Zappelphilippa mittleren Alters?

Dann kam Social Media und der Content über Neurodivergenz. Anfangs war es noch ein witziges „welch Zufall, das kenne ich auch“ und es dauerte über Monate hinweg, bis ich schließlich verstand, dass ich selbst womöglich neurodivergent bin. Leichter zu erkennen war mein ADHS. Diese Seite war so viel lauter und ausgeprägter, dass es nach näherer Betrachtung nicht zu übersehen war. Gleichzeitig war es nicht einfach, diesen Blick für ADHS überhaupt erst zu bekommen. Ich klettere mit meinen knapp 40 Jahren nicht auf dem Sofa herum oder stehe mitten im Gespräch einfach auf. Ich kritzel auch nicht mehr bei jeder Gelegenheit auf einem Papier herum, während ich einem Gespräch folgen soll. Auch musste ich mir erstmal eingestehen, dass ich zwar ganz ordentlich, aber leider nicht ganz so sauber im Haushalt bin und sich mein Chaos anders zeigt. ADHS bei erwachsenen Frauen ist völlig anders, als bei kleinen Jungs, wer hätte das gedacht.

Die autistische Seite wurde erst deutlich, nachdem ich meine ADHS Diagnose und meine ADHS Medikamente erhalten hatte. Auch das wird einigen AuDHSlern sehr bekannt vorkommen. Mein ADHS wurde leise und ich wurde irgendwie „schrullig“. Die Welt war geordneter und gleichzeitig lauter. Ich begann, mich ebenfalls mit der Thematik Autismus auseinander zu setzen und entdeckte, dass Autismus generell gerne überspitzt dargestellt wird und Frauen zudem stark unterrepräsentiert sind. Es war ein halbes Studium notwendig um zu verstehen, was genau damit gemeint ist, während ich immer wieder die Dinge zu wörtlich nahm und nicht verstanden hatte, was wirklich gemeint war.

Und dann stehst man plötzlich da, hat eine Diagnose oder begründet und belegte Verdachtsdiagnose in der Hand und beginnt das Leben und all die Probleme darin zu reflektieren. Ein „Aha-Moment“ jagt den nächsten.

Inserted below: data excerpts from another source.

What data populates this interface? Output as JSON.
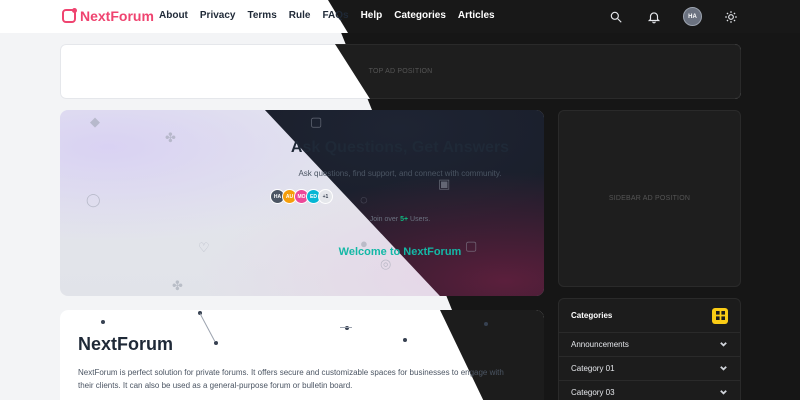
{
  "brand": {
    "name": "NextForum",
    "color": "#ef4470"
  },
  "nav": [
    "About",
    "Privacy",
    "Terms",
    "Rule",
    "FAQs",
    "Help",
    "Categories",
    "Articles"
  ],
  "header_icons": [
    "search-icon",
    "bell-icon",
    "sun-icon"
  ],
  "user_avatar": "HA",
  "top_ad_label": "TOP AD POSITION",
  "sidebar_ad_label": "SIDEBAR AD POSITION",
  "hero": {
    "title": "Ask Questions, Get Answers",
    "subtitle": "Ask questions, find support, and connect with community.",
    "avatars": [
      {
        "initials": "HA",
        "color": "#4b5563"
      },
      {
        "initials": "AU",
        "color": "#f59e0b"
      },
      {
        "initials": "MO",
        "color": "#ec4899"
      },
      {
        "initials": "ED",
        "color": "#06b6d4"
      },
      {
        "initials": "+1",
        "color": "#e5e7eb"
      }
    ],
    "join_prefix": "Join over",
    "join_count": "5+",
    "join_suffix": "Users.",
    "welcome": "Welcome to NextForum"
  },
  "content": {
    "title": "NextForum",
    "text": "NextForum is perfect solution for private forums. It offers secure and customizable spaces for businesses to engage with their clients. It can also be used as a general-purpose forum or bulletin board."
  },
  "categories": {
    "title": "Categories",
    "items": [
      "Announcements",
      "Category 01",
      "Category 03"
    ]
  },
  "colors": {
    "accent_teal": "#14b8a6",
    "accent_yellow": "#facc15",
    "join_green": "#10b981"
  }
}
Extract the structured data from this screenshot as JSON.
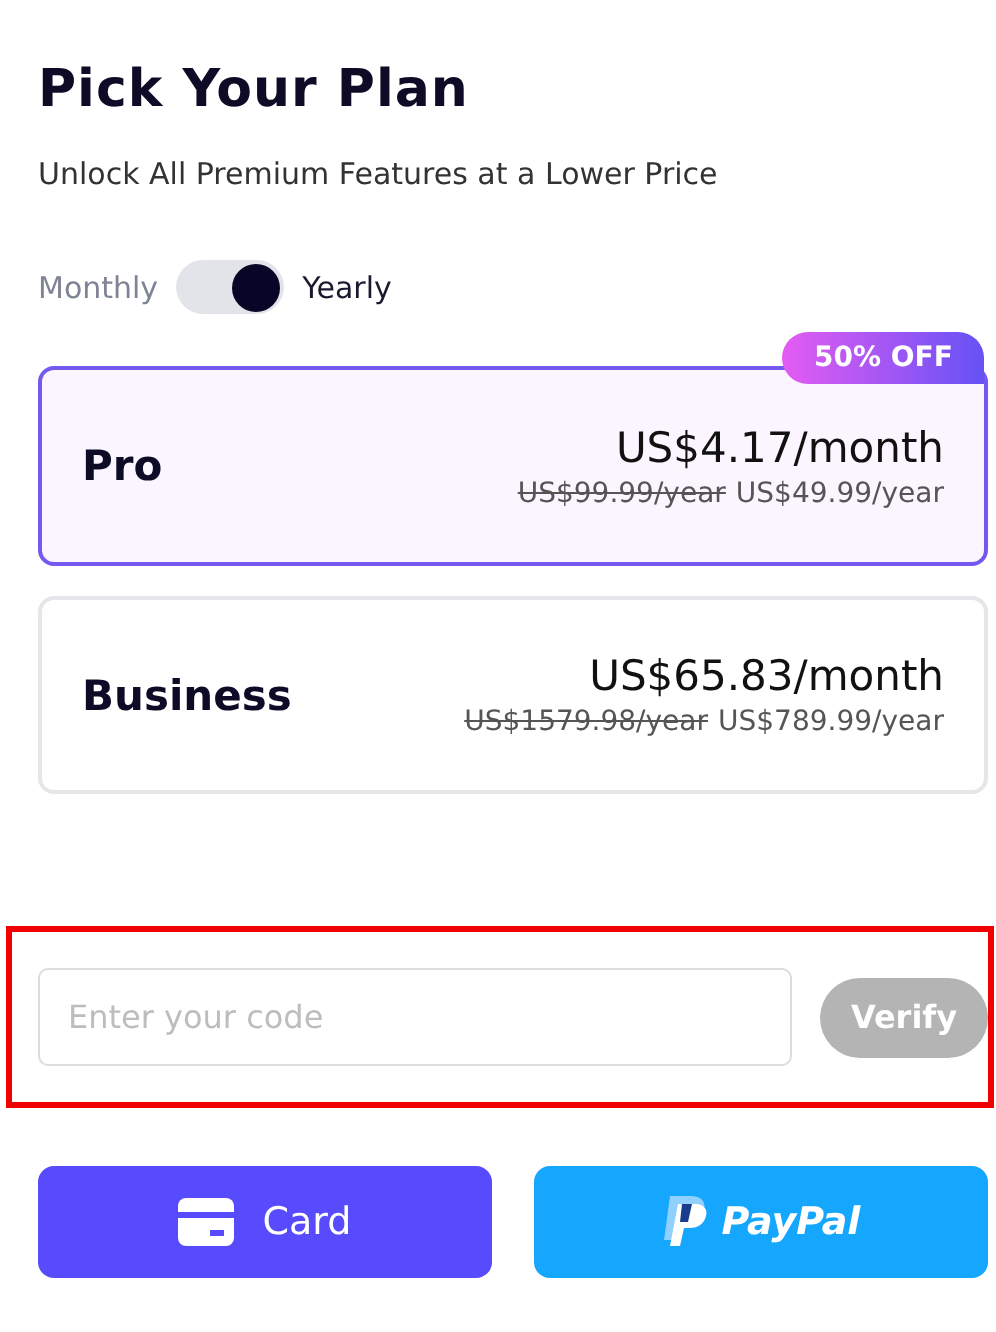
{
  "title": "Pick Your Plan",
  "subtitle": "Unlock All Premium Features at a Lower Price",
  "billing": {
    "left_label": "Monthly",
    "right_label": "Yearly",
    "on": true
  },
  "plans": [
    {
      "name": "Pro",
      "price": "US$4.17/month",
      "old_price": "US$99.99/year",
      "new_price": "US$49.99/year",
      "badge": "50% OFF",
      "selected": true
    },
    {
      "name": "Business",
      "price": "US$65.83/month",
      "old_price": "US$1579.98/year",
      "new_price": "US$789.99/year",
      "selected": false
    }
  ],
  "promo": {
    "placeholder": "Enter your code",
    "verify": "Verify",
    "disabled": true,
    "highlighted": true
  },
  "payment_buttons": [
    {
      "kind": "card",
      "label": "Card"
    },
    {
      "kind": "paypal",
      "label": "PayPal"
    }
  ]
}
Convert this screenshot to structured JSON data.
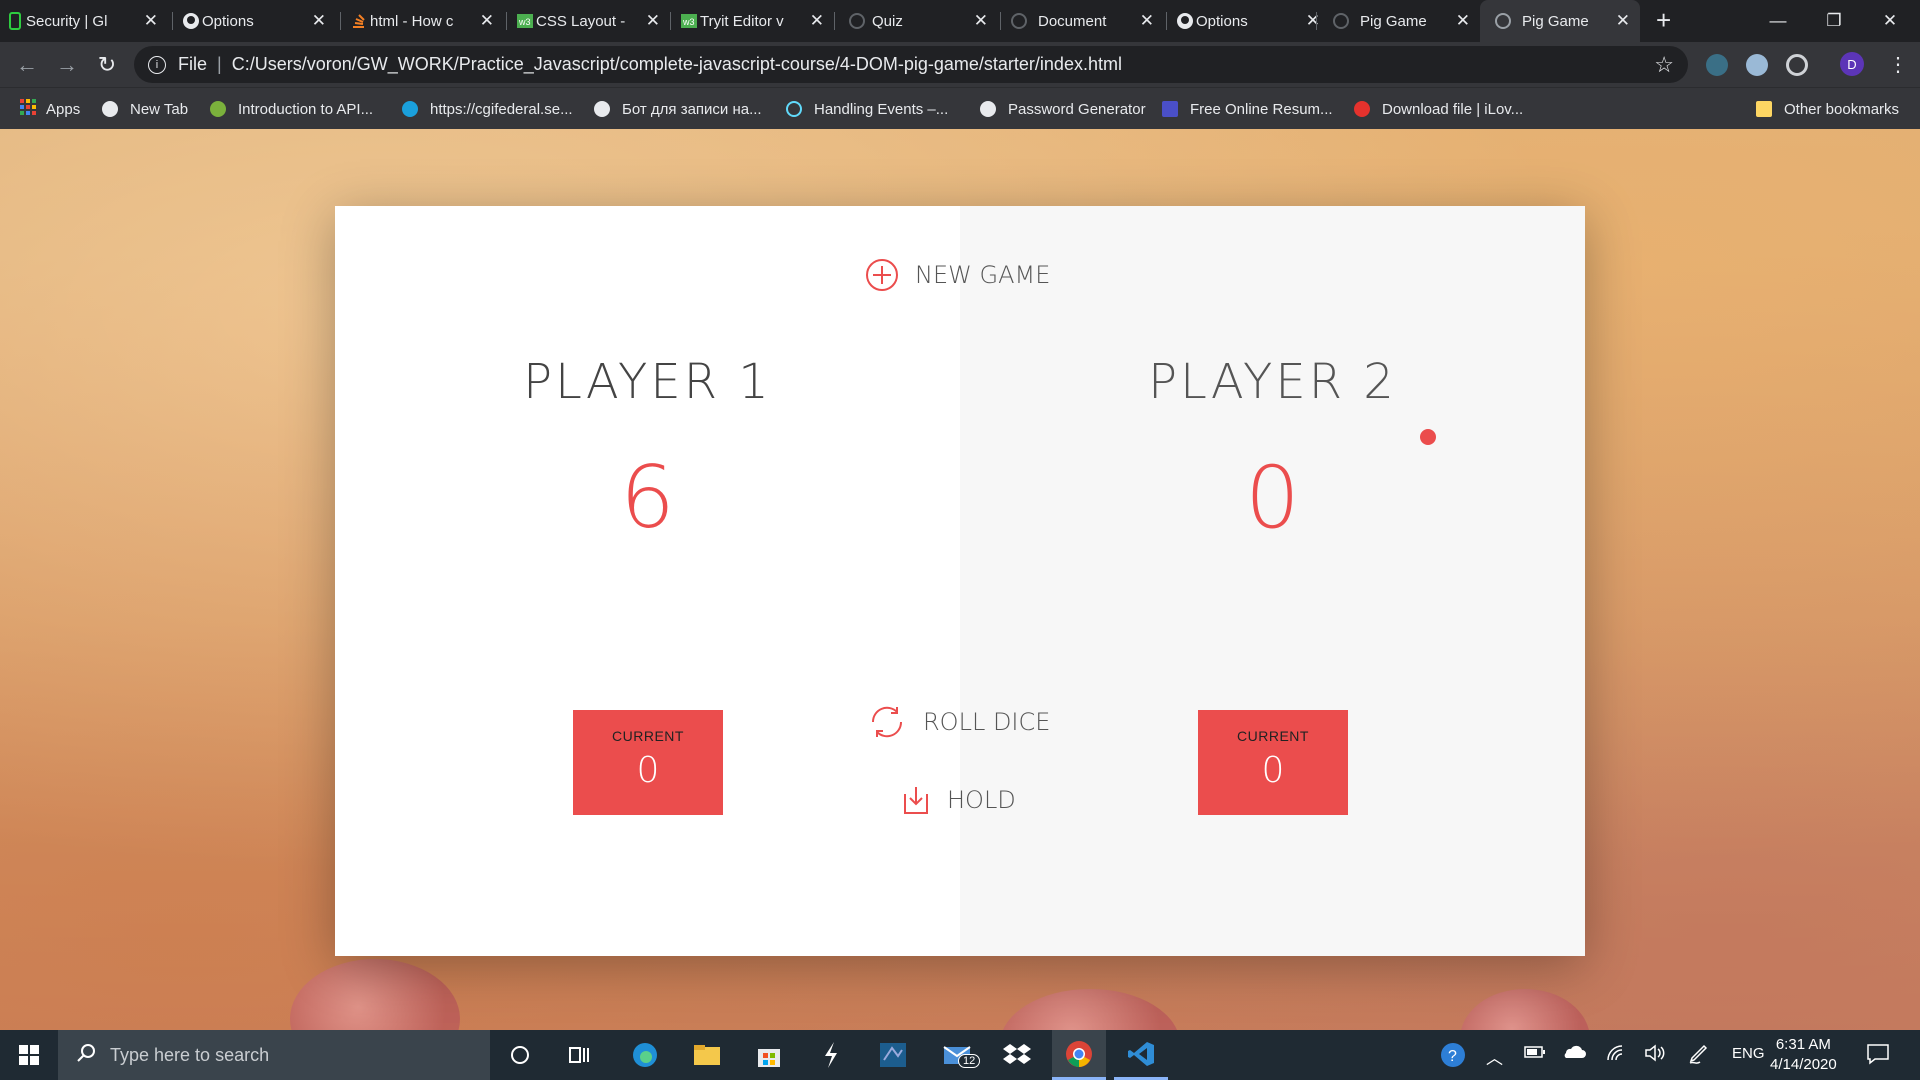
{
  "browser": {
    "tabs": [
      {
        "title": "Security | Gl",
        "icon": "security-icon",
        "active": false
      },
      {
        "title": "Options",
        "icon": "github-icon",
        "active": false
      },
      {
        "title": "html - How c",
        "icon": "stackoverflow-icon",
        "active": false
      },
      {
        "title": "CSS Layout -",
        "icon": "w3schools-icon",
        "active": false
      },
      {
        "title": "Tryit Editor v",
        "icon": "w3schools-icon",
        "active": false
      },
      {
        "title": "Quiz",
        "icon": "globe-icon",
        "active": false
      },
      {
        "title": "Document",
        "icon": "globe-icon",
        "active": false
      },
      {
        "title": "Options",
        "icon": "github-icon",
        "active": false
      },
      {
        "title": "Pig Game",
        "icon": "globe-icon",
        "active": false
      },
      {
        "title": "Pig Game",
        "icon": "globe-icon",
        "active": true
      }
    ],
    "address": {
      "scheme_label": "File",
      "url": "C:/Users/voron/GW_WORK/Practice_Javascript/complete-javascript-course/4-DOM-pig-game/starter/index.html"
    },
    "profile_initial": "D",
    "bookmarks": [
      {
        "label": "Apps"
      },
      {
        "label": "New Tab"
      },
      {
        "label": "Introduction to API..."
      },
      {
        "label": "https://cgifederal.se..."
      },
      {
        "label": "Бот для записи на..."
      },
      {
        "label": "Handling Events –..."
      },
      {
        "label": "Password Generator"
      },
      {
        "label": "Free Online Resum..."
      },
      {
        "label": "Download file | iLov..."
      },
      {
        "label": "Other bookmarks"
      }
    ]
  },
  "game": {
    "new_game_label": "NEW GAME",
    "roll_dice_label": "ROLL DICE",
    "hold_label": "HOLD",
    "players": [
      {
        "name": "PLAYER 1",
        "score": "6",
        "current_label": "Current",
        "current_value": "0",
        "active": false
      },
      {
        "name": "PLAYER 2",
        "score": "0",
        "current_label": "Current",
        "current_value": "0",
        "active": true
      }
    ],
    "accent_color": "#eb4d4d"
  },
  "taskbar": {
    "search_placeholder": "Type here to search",
    "mail_badge": "12",
    "language": "ENG",
    "time": "6:31 AM",
    "date": "4/14/2020"
  }
}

Ich bin ja gar nicht falsch, nur anders

Sieh an, ich bin keine unfähige Mutter, sondern hatte schlicht Probleme aufgrund meiner Neurodiversität. Ja, ich hatte mehr Probleme als andere Mütter, die Lautstärke der Kinder zu ertragen und zu verarbeiten. Die Unordnung der Kinder war für mich wirklich schwer zu ertragen. Diese ständige Müdigkeit kam nicht nur von dem unterbrochenen Schlaf. Ich verbrauche tatsächlich mehr Energie aufgrund meiner Neurodiversität. Es war wirklich sehr schwierig für mich, an all die Termine zu denken und ja ich bin leider sehr vergesslich. Dass ich Schwierigkeiten hatte, meinem Mann gegenüber Nähe zu zeigen, weil ich schon so erschöpft von der Nähe meiner Kinder war, liegt ebenfalls nicht an fehlender Liebe und Zuneigung.

Ich bin nicht falsch. Ich bin nur anders. Gut anders. Ich habe nur nicht gewusst, wie anders. Hätte ich es gewusst, hätte ich schon viel eher andere Wege gefunden, den Alltag zu meistern. Jetzt, da ich es weiß, baue ich bewusst Ruhephasen für mich ein. Wenn es zu laut ist, verdecke ich meine Ohren, auch wenn es doof aussieht. Ich bitte viel mehr um Hilfe, um die Last nicht alleine tragen zu müssen. Und am wichtigsten: Ich habe mich akzeptiert, wie ich bin und ich mag mich so, wie ich bin.